After this every one had an uneasy time at Lafer Hall until Mrs. Hennifer arrived. The Admiral had yielded, but he was not at all sure that Mrs. Tremenheere knew what sort of a governess he wanted.

'She may have got us something Jesuitical, Juliana,' he said. 'I know Mrs. Tremenheere pretty well, she's a worldly woman and a schemer. She's done well for her girls so far, and she'll marry 'em well; and there's Anthony, you know, her only boy, and depend upon it she'll want a masterpiece for him; and she knows, every one does, that Cynthy's an heiress. Very nice to land Anthony at Lafer Hall, eh? Now what I say is, she may be sending us a creature of her own.'

'Oh Simon, and Cynthy only nine years old!'

'Well, well, I don't say she is, but she's a schemer, depend upon it she is, Juliana. She'd twist you round her little finger, and maybe she's twisted me too, God knows.'

But Mrs. Hennifer was not a 'creature,' and when the Admiral found that she had never seen Mrs. Tremenheere until she was introduced to her in Mrs. Marlowe's drawing-room, his qualms were set at rest. It was soon evident too that Cynthia's happiness was doubled. Forces in her that had been running to waste were now directed into wholesome grooves of work. Her spirit and enterprise devoted themselves to becoming as clever as Theo and Julia Tremenheere. She still romped with the Admiral, and then she rushed into the schoolroom, sat down, threw back her golden hair, planted her elbows on the table, and mastered her difficulties in grammar and arithmetic. As she could not help laughing when the Admiral would walk past the window, looking forlorn and signalling to her to be quick, she remonstrated and said if he still would do it she must change her seat. To change her seat, she added, would be a great trouble, for it did help her to look at the sky. Her fervent seriousness quite abashed him, and he resisted the inclination to laugh at her quaintness. He did not understand, but Mrs. Hennifer did and gave her a book called Look up, or Girls and Flowers. Mrs. Hennifer had a wonderful knack at choosing pretty books, and sometimes when they read them aloud together Cynthia found that they brought tears to those keen eyes.

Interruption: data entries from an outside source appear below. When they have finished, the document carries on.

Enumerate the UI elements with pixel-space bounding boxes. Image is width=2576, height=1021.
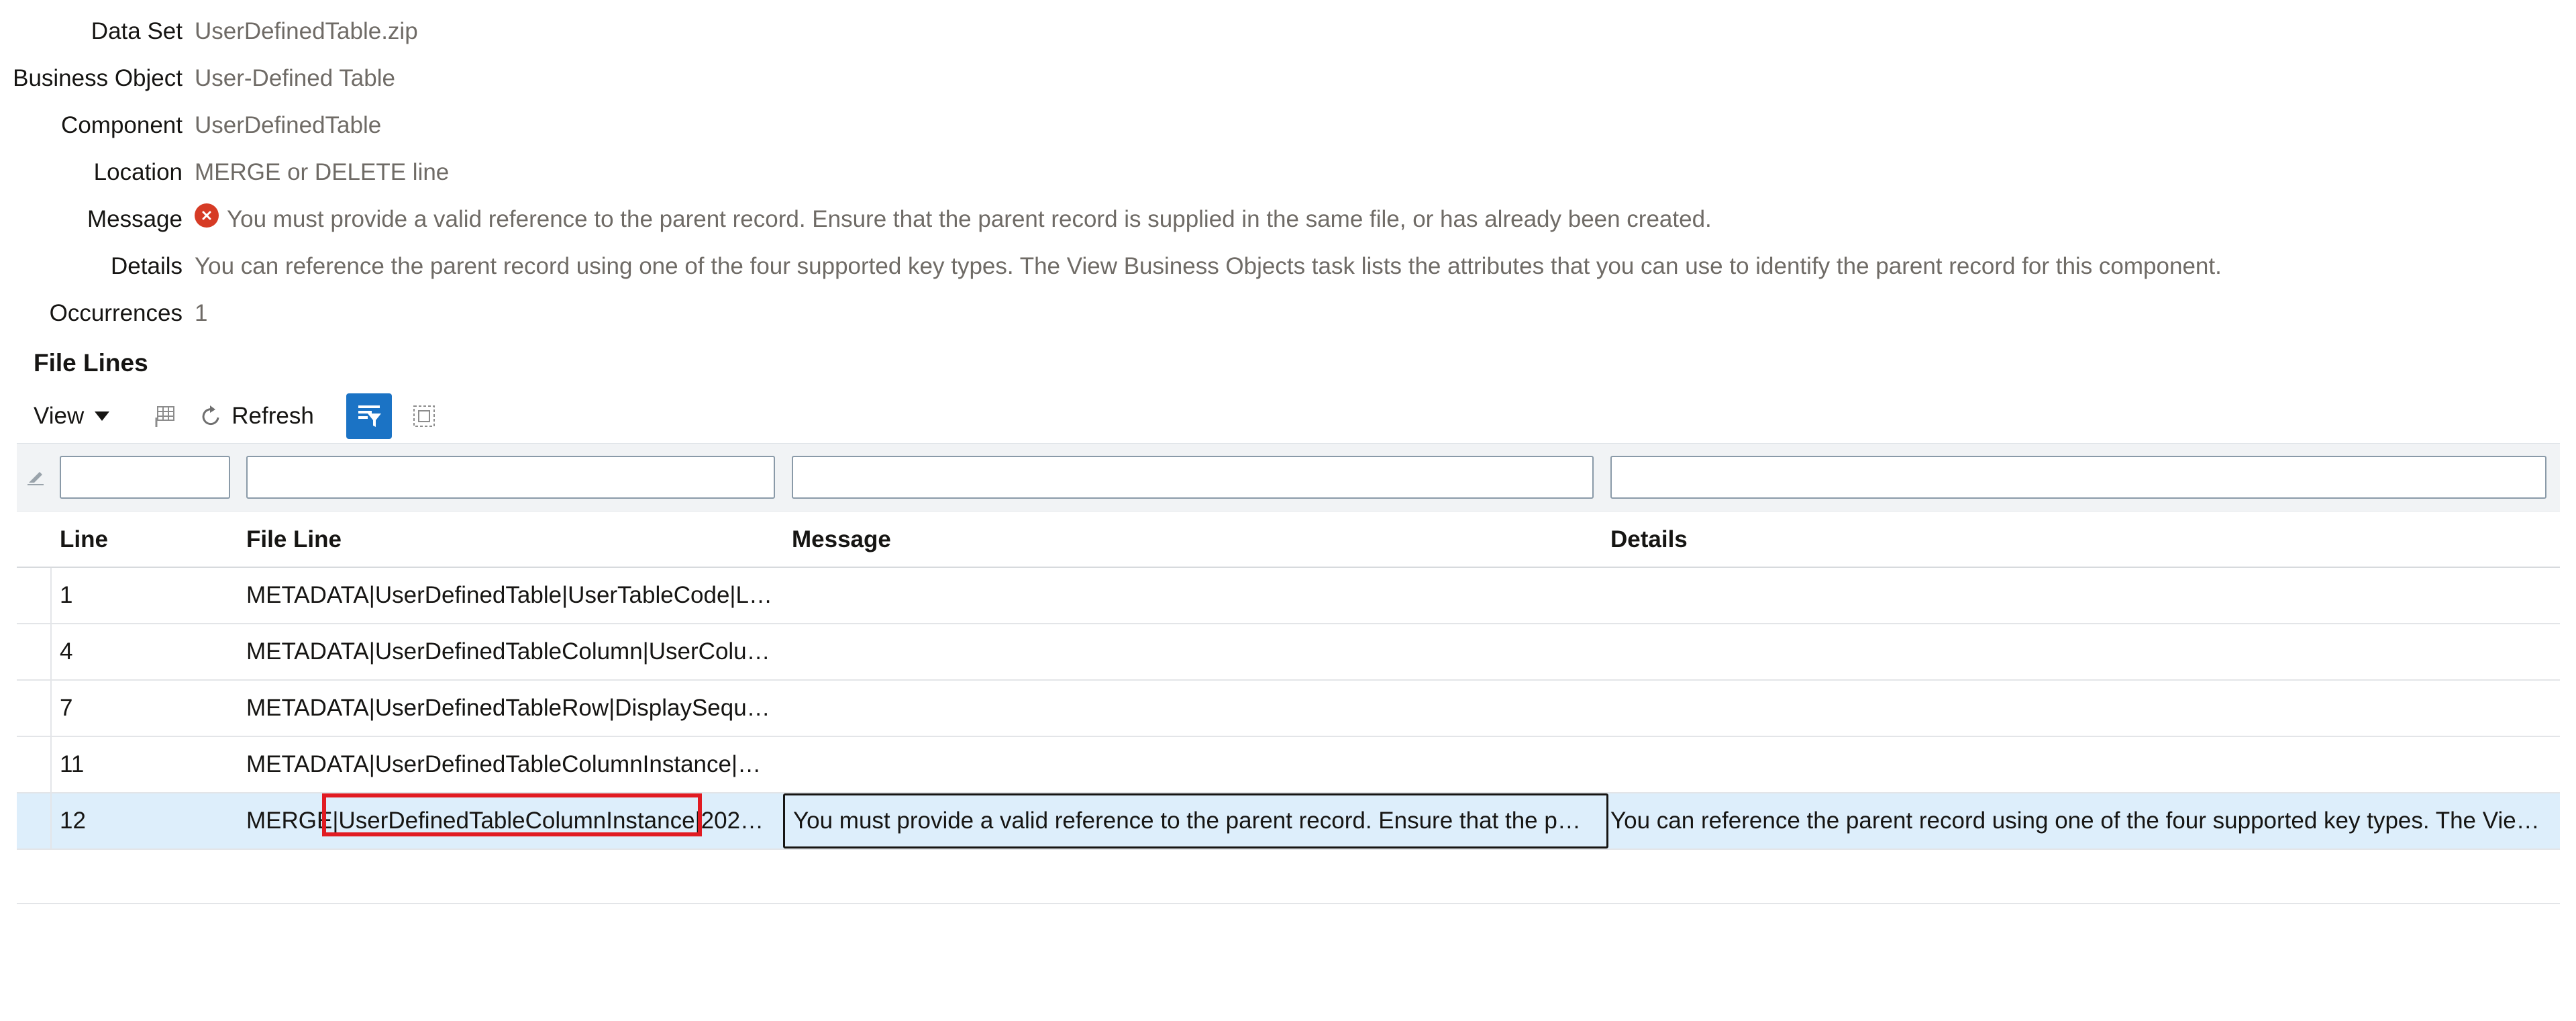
component-row: Component UserDefinedTable: [0, 105, 381, 146]
cell-file-line: METADATA|UserDefinedTableColumn|UserColu…: [246, 638, 770, 665]
component-value: UserDefinedTable: [195, 112, 382, 138]
location-value: MERGE or DELETE line: [195, 159, 450, 185]
column-header-file-line[interactable]: File Line: [246, 526, 342, 553]
freeze-columns-icon[interactable]: [150, 401, 179, 431]
error-icon: [195, 203, 219, 228]
table-row[interactable]: 11 METADATA|UserDefinedTableColumnInstan…: [17, 737, 2560, 793]
view-menu-button[interactable]: View: [34, 403, 110, 430]
occurrences-value: 1: [195, 300, 208, 326]
location-row: Location MERGE or DELETE line: [0, 152, 450, 193]
cell-file-line: METADATA|UserDefinedTableColumnInstance|…: [246, 751, 762, 777]
message-value: You must provide a valid reference to th…: [227, 206, 1712, 232]
file-lines-toolbar: View Refresh: [34, 393, 458, 440]
message-label: Message: [87, 206, 183, 232]
file-lines-title: File Lines: [34, 349, 148, 377]
cell-file-line: METADATA|UserDefinedTableRow|DisplaySequ…: [246, 695, 770, 721]
detach-icon[interactable]: [409, 401, 439, 431]
table-row-selected[interactable]: 12 MERGE|UserDefinedTableColumnInstance|…: [17, 793, 2560, 850]
filter-file-line-input[interactable]: [246, 456, 775, 499]
business-object-row: Business Object User-Defined Table: [0, 58, 395, 99]
cell-line: 7: [60, 695, 73, 721]
cell-line: 1: [60, 582, 73, 608]
cell-message-focused[interactable]: You must provide a valid reference to th…: [783, 793, 1608, 848]
cell-line: 4: [60, 638, 73, 665]
caret-down-icon: [95, 411, 110, 421]
data-set-label: Data Set: [91, 18, 183, 44]
table-row[interactable]: 1 METADATA|UserDefinedTable|UserTableCod…: [17, 568, 2560, 624]
details-row: Details You can reference the parent rec…: [0, 246, 2222, 287]
filter-line-input[interactable]: [60, 456, 230, 499]
view-menu-label: View: [34, 403, 85, 429]
message-value-wrap: You must provide a valid reference to th…: [195, 203, 1712, 233]
row-gutter: [17, 681, 52, 736]
cell-details: You can reference the parent record usin…: [1610, 808, 2540, 834]
filter-details-input[interactable]: [1610, 456, 2546, 499]
table-row[interactable]: 4 METADATA|UserDefinedTableColumn|UserCo…: [17, 624, 2560, 681]
cell-message-text: You must provide a valid reference to th…: [793, 808, 1581, 834]
row-gutter: [17, 737, 52, 792]
row-gutter: [17, 624, 52, 679]
query-by-example-icon[interactable]: [346, 393, 392, 439]
table-row[interactable]: 7 METADATA|UserDefinedTableRow|DisplaySe…: [17, 681, 2560, 737]
table-bottom-divider: [17, 903, 2560, 904]
details-value: You can reference the parent record usin…: [195, 253, 2222, 279]
column-header-details[interactable]: Details: [1610, 526, 1688, 553]
table-header-row: Line File Line Message Details: [17, 512, 2560, 568]
business-object-label: Business Object: [13, 65, 183, 91]
occurrences-label: Occurrences: [49, 300, 183, 326]
filter-message-input[interactable]: [792, 456, 1594, 499]
occurrences-row: Occurrences 1: [0, 293, 208, 334]
row-gutter: [17, 568, 52, 623]
cell-file-line: METADATA|UserDefinedTable|UserTableCode|…: [246, 582, 772, 608]
cell-line: 12: [60, 808, 86, 834]
column-header-message[interactable]: Message: [792, 526, 891, 553]
component-label: Component: [61, 112, 183, 138]
data-set-row: Data Set UserDefinedTable.zip: [0, 11, 418, 52]
location-label: Location: [93, 159, 183, 185]
column-header-line[interactable]: Line: [60, 526, 108, 553]
business-object-value: User-Defined Table: [195, 65, 395, 91]
refresh-button[interactable]: Refresh: [198, 403, 314, 430]
row-gutter: [17, 793, 52, 848]
filter-row: [17, 443, 2560, 512]
message-row: Message You must provide a valid referen…: [0, 199, 1712, 240]
details-label: Details: [111, 253, 183, 279]
refresh-icon: [198, 403, 225, 430]
data-set-value: UserDefinedTable.zip: [195, 18, 418, 44]
cell-file-line: MERGE|UserDefinedTableColumnInstance|202…: [246, 808, 764, 834]
refresh-label: Refresh: [231, 403, 314, 429]
file-lines-table: Line File Line Message Details 1 METADAT…: [17, 443, 2560, 850]
clear-filter-icon[interactable]: [26, 468, 45, 490]
cell-line: 11: [60, 751, 85, 777]
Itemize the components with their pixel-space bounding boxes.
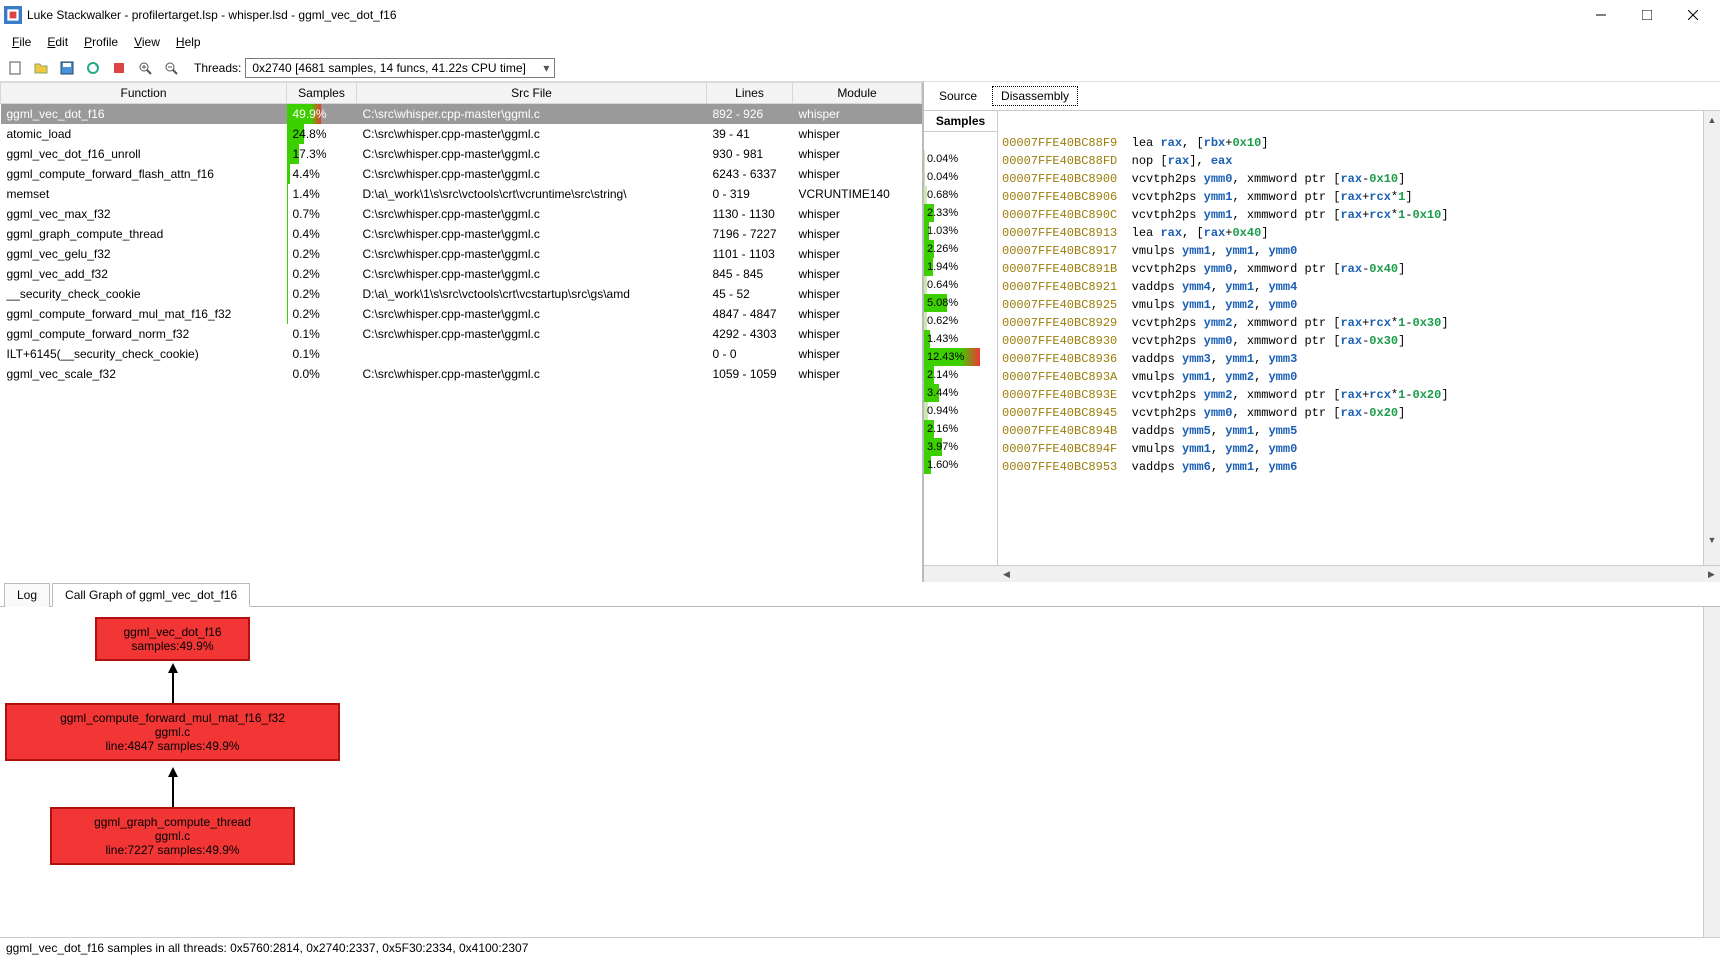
sample-pct: 1.43% [924, 330, 997, 348]
col-lines[interactable]: Lines [707, 83, 793, 104]
asm-line[interactable]: 00007FFE40BC8953 vaddps ymm6, ymm1, ymm6 [1002, 460, 1699, 478]
table-row[interactable]: ggml_graph_compute_thread0.4%C:\src\whis… [1, 224, 922, 244]
sample-pct: 0.04% [924, 150, 997, 168]
table-row[interactable]: ggml_vec_dot_f1649.9%C:\src\whisper.cpp-… [1, 104, 922, 125]
close-button[interactable] [1670, 0, 1716, 30]
sample-pct: 12.43% [924, 348, 997, 366]
sample-pct: 2.33% [924, 204, 997, 222]
col-function[interactable]: Function [1, 83, 287, 104]
table-row[interactable]: memset1.4%D:\a\_work\1\s\src\vctools\crt… [1, 184, 922, 204]
sample-pct: 5.08% [924, 294, 997, 312]
bottom-tabs: Log Call Graph of ggml_vec_dot_f16 [0, 582, 1720, 607]
table-row[interactable]: atomic_load24.8%C:\src\whisper.cpp-maste… [1, 124, 922, 144]
asm-line[interactable]: 00007FFE40BC894B vaddps ymm5, ymm1, ymm5 [1002, 424, 1699, 442]
graph-node-caller1[interactable]: ggml_compute_forward_mul_mat_f16_f32 ggm… [5, 703, 340, 761]
sample-pct: 0.64% [924, 276, 997, 294]
window-title: Luke Stackwalker - profilertarget.lsp - … [27, 8, 1578, 22]
tab-log[interactable]: Log [4, 583, 50, 607]
new-icon[interactable] [4, 57, 26, 79]
sample-pct: 0.04% [924, 168, 997, 186]
stop-icon[interactable] [108, 57, 130, 79]
asm-line[interactable]: 00007FFE40BC8936 vaddps ymm3, ymm1, ymm3 [1002, 352, 1699, 370]
zoom-out-icon[interactable] [160, 57, 182, 79]
menu-help[interactable]: Help [168, 32, 209, 52]
asm-line[interactable]: 00007FFE40BC8913 lea rax, [rax+0x40] [1002, 226, 1699, 244]
asm-line[interactable]: 00007FFE40BC88F9 lea rax, [rbx+0x10] [1002, 136, 1699, 154]
asm-line[interactable]: 00007FFE40BC893A vmulps ymm1, ymm2, ymm0 [1002, 370, 1699, 388]
sample-pct [924, 132, 997, 150]
graph-node-caller2[interactable]: ggml_graph_compute_thread ggml.c line:72… [50, 807, 295, 865]
asm-line[interactable]: 00007FFE40BC8930 vcvtph2ps ymm0, xmmword… [1002, 334, 1699, 352]
call-graph[interactable]: ggml_vec_dot_f16 samples:49.9% ggml_comp… [0, 607, 1720, 937]
table-row[interactable]: ggml_vec_add_f320.2%C:\src\whisper.cpp-m… [1, 264, 922, 284]
zoom-in-icon[interactable] [134, 57, 156, 79]
table-row[interactable]: ggml_vec_dot_f16_unroll17.3%C:\src\whisp… [1, 144, 922, 164]
horizontal-scrollbar[interactable]: ◀▶ [924, 565, 1720, 582]
sample-pct: 0.68% [924, 186, 997, 204]
sample-pct: 1.60% [924, 456, 997, 474]
table-row[interactable]: ggml_compute_forward_mul_mat_f16_f320.2%… [1, 304, 922, 324]
col-srcfile[interactable]: Src File [357, 83, 707, 104]
status-bar: ggml_vec_dot_f16 samples in all threads:… [0, 937, 1720, 959]
sample-pct: 2.16% [924, 420, 997, 438]
disassembly-pane: Source Disassembly Samples 0.04%0.04%0.6… [924, 82, 1720, 582]
save-icon[interactable] [56, 57, 78, 79]
sample-pct: 0.62% [924, 312, 997, 330]
refresh-icon[interactable] [82, 57, 104, 79]
threads-dropdown[interactable]: 0x2740 [4681 samples, 14 funcs, 41.22s C… [245, 58, 555, 78]
graph-node-root[interactable]: ggml_vec_dot_f16 samples:49.9% [95, 617, 250, 661]
samples-column: Samples 0.04%0.04%0.68%2.33%1.03%2.26%1.… [924, 111, 998, 565]
menu-profile[interactable]: Profile [76, 32, 126, 52]
asm-line[interactable]: 00007FFE40BC893E vcvtph2ps ymm2, xmmword… [1002, 388, 1699, 406]
sample-pct: 3.97% [924, 438, 997, 456]
graph-vertical-scrollbar[interactable] [1703, 607, 1720, 937]
table-row[interactable]: ILT+6145(__security_check_cookie)0.1%0 -… [1, 344, 922, 364]
table-row[interactable]: ggml_compute_forward_flash_attn_f164.4%C… [1, 164, 922, 184]
asm-line[interactable]: 00007FFE40BC8945 vcvtph2ps ymm0, xmmword… [1002, 406, 1699, 424]
function-table[interactable]: Function Samples Src File Lines Module g… [0, 82, 922, 384]
threads-label: Threads: [194, 61, 241, 75]
sample-pct: 2.26% [924, 240, 997, 258]
table-row[interactable]: ggml_compute_forward_norm_f320.1%C:\src\… [1, 324, 922, 344]
menu-file[interactable]: File [4, 32, 39, 52]
maximize-button[interactable] [1624, 0, 1670, 30]
sample-pct: 0.94% [924, 402, 997, 420]
app-icon [4, 6, 22, 24]
tab-disassembly[interactable]: Disassembly [992, 86, 1078, 106]
sample-pct: 1.94% [924, 258, 997, 276]
vertical-scrollbar[interactable]: ▲ ▼ [1703, 111, 1720, 565]
col-samples[interactable]: Samples [287, 83, 357, 104]
function-list-pane: Function Samples Src File Lines Module g… [0, 82, 924, 582]
sample-pct: 1.03% [924, 222, 997, 240]
asm-line[interactable]: 00007FFE40BC8906 vcvtph2ps ymm1, xmmword… [1002, 190, 1699, 208]
menu-edit[interactable]: Edit [39, 32, 76, 52]
menu-view[interactable]: View [126, 32, 168, 52]
menu-bar: File Edit Profile View Help [0, 30, 1720, 54]
sample-pct: 2.14% [924, 366, 997, 384]
asm-line[interactable]: 00007FFE40BC8921 vaddps ymm4, ymm1, ymm4 [1002, 280, 1699, 298]
asm-line[interactable]: 00007FFE40BC894F vmulps ymm1, ymm2, ymm0 [1002, 442, 1699, 460]
table-row[interactable]: ggml_vec_scale_f320.0%C:\src\whisper.cpp… [1, 364, 922, 384]
col-module[interactable]: Module [793, 83, 922, 104]
asm-line[interactable]: 00007FFE40BC8925 vmulps ymm1, ymm2, ymm0 [1002, 298, 1699, 316]
disassembly-listing[interactable]: 00007FFE40BC88F9 lea rax, [rbx+0x10]0000… [998, 111, 1703, 565]
sample-pct: 3.44% [924, 384, 997, 402]
table-row[interactable]: __security_check_cookie0.2%D:\a\_work\1\… [1, 284, 922, 304]
minimize-button[interactable] [1578, 0, 1624, 30]
open-icon[interactable] [30, 57, 52, 79]
toolbar: Threads: 0x2740 [4681 samples, 14 funcs,… [0, 54, 1720, 82]
asm-line[interactable]: 00007FFE40BC8929 vcvtph2ps ymm2, xmmword… [1002, 316, 1699, 334]
asm-line[interactable]: 00007FFE40BC8917 vmulps ymm1, ymm1, ymm0 [1002, 244, 1699, 262]
asm-line[interactable]: 00007FFE40BC890C vcvtph2ps ymm1, xmmword… [1002, 208, 1699, 226]
tab-callgraph[interactable]: Call Graph of ggml_vec_dot_f16 [52, 583, 250, 607]
samples-header: Samples [924, 111, 997, 132]
asm-line[interactable]: 00007FFE40BC8900 vcvtph2ps ymm0, xmmword… [1002, 172, 1699, 190]
tab-source[interactable]: Source [930, 86, 986, 106]
title-bar: Luke Stackwalker - profilertarget.lsp - … [0, 0, 1720, 30]
asm-line[interactable]: 00007FFE40BC891B vcvtph2ps ymm0, xmmword… [1002, 262, 1699, 280]
table-row[interactable]: ggml_vec_max_f320.7%C:\src\whisper.cpp-m… [1, 204, 922, 224]
table-row[interactable]: ggml_vec_gelu_f320.2%C:\src\whisper.cpp-… [1, 244, 922, 264]
asm-line[interactable]: 00007FFE40BC88FD nop [rax], eax [1002, 154, 1699, 172]
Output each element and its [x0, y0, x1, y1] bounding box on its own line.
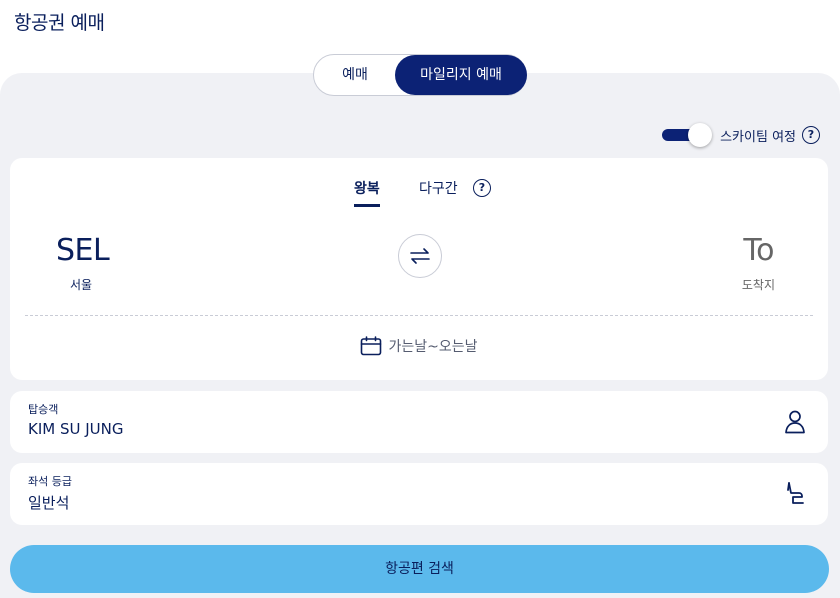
- person-icon: [785, 410, 805, 434]
- booking-mode-toggle: 예매 마일리지 예매: [313, 54, 527, 96]
- seat-class-label: 좌석 등급: [28, 475, 72, 488]
- skytime-help-icon[interactable]: ?: [802, 126, 820, 144]
- skytime-row: 스카이팀 여정 ?: [662, 123, 820, 147]
- route-card: 왕복 다구간 ? SEL 서울 To 도착지 가는날~오는날: [10, 158, 828, 380]
- tab-multi-city[interactable]: 다구간: [419, 178, 458, 198]
- swap-route-button[interactable]: [398, 234, 442, 278]
- departure-code[interactable]: SEL: [56, 233, 110, 268]
- date-placeholder: 가는날~오는날: [388, 339, 478, 355]
- seat-class-value: 일반석: [28, 494, 70, 512]
- arrival-name: 도착지: [741, 278, 775, 292]
- seat-icon: [787, 482, 804, 504]
- passenger-label: 탑승객: [28, 403, 59, 416]
- toggle-knob: [688, 123, 713, 147]
- trip-type-tabs: 왕복 다구간 ?: [10, 178, 828, 208]
- passenger-value: KIM SU JUNG: [28, 420, 124, 438]
- mode-option-booking[interactable]: 예매: [314, 55, 396, 95]
- page-title: 항공권 예매: [14, 12, 105, 34]
- date-selector[interactable]: 가는날~오는날: [10, 336, 828, 356]
- passenger-field[interactable]: 탑승객 KIM SU JUNG: [10, 391, 828, 453]
- swap-arrows-icon: [410, 248, 430, 264]
- departure-name: 서울: [70, 278, 93, 292]
- arrival-code[interactable]: To: [743, 233, 774, 268]
- seat-class-field[interactable]: 좌석 등급 일반석: [10, 463, 828, 525]
- search-flights-button[interactable]: 항공편 검색: [10, 545, 829, 593]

'My darling Mrs. Henny,' she said once, 'don't cry. It's only a story, and a very very little bit of the story too.'

She did not know, and Mrs. Hennifer prayed she never would, that the 'very very little bit' is often that round which the whole of life centres, tinging its joys and sorrows, hopes and fears, thenceforth. Nor would this be sad if it were realisable at the time. But it is afterwards, by added experience and unexpected sequence, that the incident becomes the event.

One day when Cynthia was no longer a child the Admiral happened to join his wife and Mrs. Hennifer on the terrace. Beyond the broad reach of gravel and the stone balustrades in whose vases geraniums glowed, the ground fell abruptly into the finely-wooded undulations of the park. A group of red deer lay in the shadow of a line of chestnuts which swept a slope, at whose base the lake gleamed. In the distance, over the dark shoulders of the woods, Wonston was visible. Its red tiles and yellow gables lay in a haze of smoke, above which rose the Minster towers. Admiral Marlowe was Lord of the Manor as far as they could see in every direction.